Gli specialisti delle terapie intensive, con il presidente della società scientifica Siarti, Antonino Giarratano, e quello del sindacato Aaroi-Emac, Alessandro Vergallo, avevano segnalato il problema già qualche settimana fa: l’aumento dei pazienti Covid, che oggi occupano a livello nazionale il 9 per cento dei posti nelle rianimazioni (la soglia della zona gialla è il 10), penalizzerà l’attività chirurgica, che invece dovrebbe recuperare centinaia di migliaia di interventi rimandati nelle fasi emergenziali della pandemia per ridurre la scia di morti che ci porteremo dietro nei prossimi anni. Osserva però Pierpaolo Sileri, chirurgo e sottosegretario alla Salute: “Ci sono stati anche errori strategici delle aziende sanitarie che hanno stornato personale quando l’emergenza non c’era. Solo poche di esse hanno puntato sulle strutture sanitarie private convenzionate per ridurre le liste d’attesa, consentendo ai medici di spostarsi”, dice Sileri, che è anche il referente di un Tavolo delle chirurgie impegnato proprio sul recupero delle prestazioni saltate nel 2020 e all’inizio del 2021.

Per le terapie intensive “ci siamo basati – sottolinea ancora Giarratano – sul 10 per cento, calcolato però sui posti attivabili, per i quali ci sono i ventilatori ma non i medici e gli infermieri necessari. Occupano pneumologie, aree di subintensiva e unità coronariche, sottraendo anestesisti . E non sono utilizzabili per i pazienti non Covid. Così si riducono le risorse per i pazienti fragili, la neurochirurgia, parte della cardiochirurgia”. Sta già accadendo in alcune realtà. “Non è un quadro drammatico – dice il presidente della Siaarti – ma la crescita c’è, lenta e inesorabile.
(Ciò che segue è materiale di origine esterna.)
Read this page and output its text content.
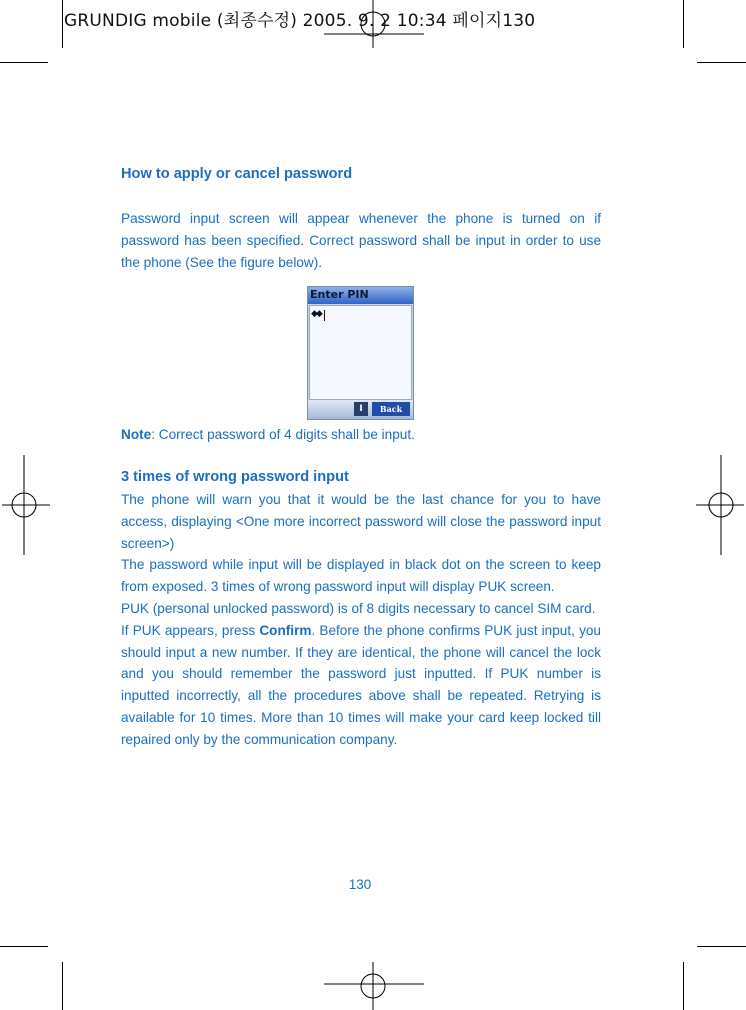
GRUNDIG mobile (최종수정) 2005. 9. 2 10:34 페이지130
How to apply or cancel password

Password input screen will appear whenever the phone is turned on if password has been specified. Correct password shall be input in order to use the phone (See the figure below).

Enter PIN
◆◆
I	Back

Note: Correct password of 4 digits shall be input.

3 times of wrong password input

The phone will warn you that it would be the last chance for you to have access, displaying <One more incorrect password will close the password input screen>)

The password while input will be displayed in black dot on the screen to keep from exposed. 3 times of wrong password input will display PUK screen.

PUK (personal unlocked password) is of 8 digits necessary to cancel SIM card.

If PUK appears, press Confirm. Before the phone confirms PUK just input, you should input a new number. If they are identical, the phone will cancel the lock and you should remember the password just inputted. If PUK number is inputted incorrectly, all the procedures above shall be repeated. Retrying is available for 10 times. More than 10 times will make your card keep locked till repaired only by the communication company.

130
Bisogna insistere sui 3.500 nuovi posti di terapia intensiva che il governo si era impegnato a creare e per lo più non ci sono. Mancano gli anestesisti? Con gli specializzandi del quarto e quinto anno riusciamo a far fronte”. A Milano hanno riattivato le rianimazioni nel discusso Ospedale della Fiera: “Sono d’accordo – dice Vergallo, anestesista agli Spedali Civili di Brescia – ma l’andamento elastico serve in fase emergenziale, non in questa che dovrebbe essere di recupero dell’attività ordinaria. Se metto i rianimatori alla Fiera gli interventi chirurgici non li vedo più”.

Tutti insistono sulle vaccinazioni per frenare il virus che circola, di fatto, poco meno della metà di quanto circolerebbe senza vaccini. Sulle gambe dei vaccinati e, in misura minore, anche su quelle dei vaccinati, dal momento che la protezione dall’infezione non è completa e scende fino al 40 per cento dopo 5/6 mesi: “Non abbiamo saputo in tempo della necessità immediata della terza dose, non eravamo pronti a farla a tutti, siamo ancora al 47 per cento e la fascia degli over 50, vaccinati nella prima fase, è la popolazione più a rischio”.

Lo confermano i dati diffusi ieri dalla Fiaso, la Federazione delle aziende ospedaliere, riferiti a 16 ospedali-sentinella. Rilevano “un incremento complessivo delle ospedalizzazioni per Covid pari al 10,1 per cento. L’età media di chi finisce in ospedale è più alta, 75 anni, tra i vaccinati, e più bassa, 64, tra i non vaccinati. Tra i ricoverati in gravi condizioni – scrive la Fiaso – non ci sono soggetti che hanno completato il ciclo vaccinale da meno di 4 mesi”. Secondo la Federazione, in una settimana, i non vaccinati in rianimazione sono aumentati del 32 per cento, i vaccinati sono diminuiti del 33. E per il 75 per cento i vaccinati in rianimazione sono “affetti da gravi comorbidità e con un’età media di 69 anni”, mentre i non vaccinati “sono in media più giovani, 62 anni, e nel 42% dei casi sono persone sane”.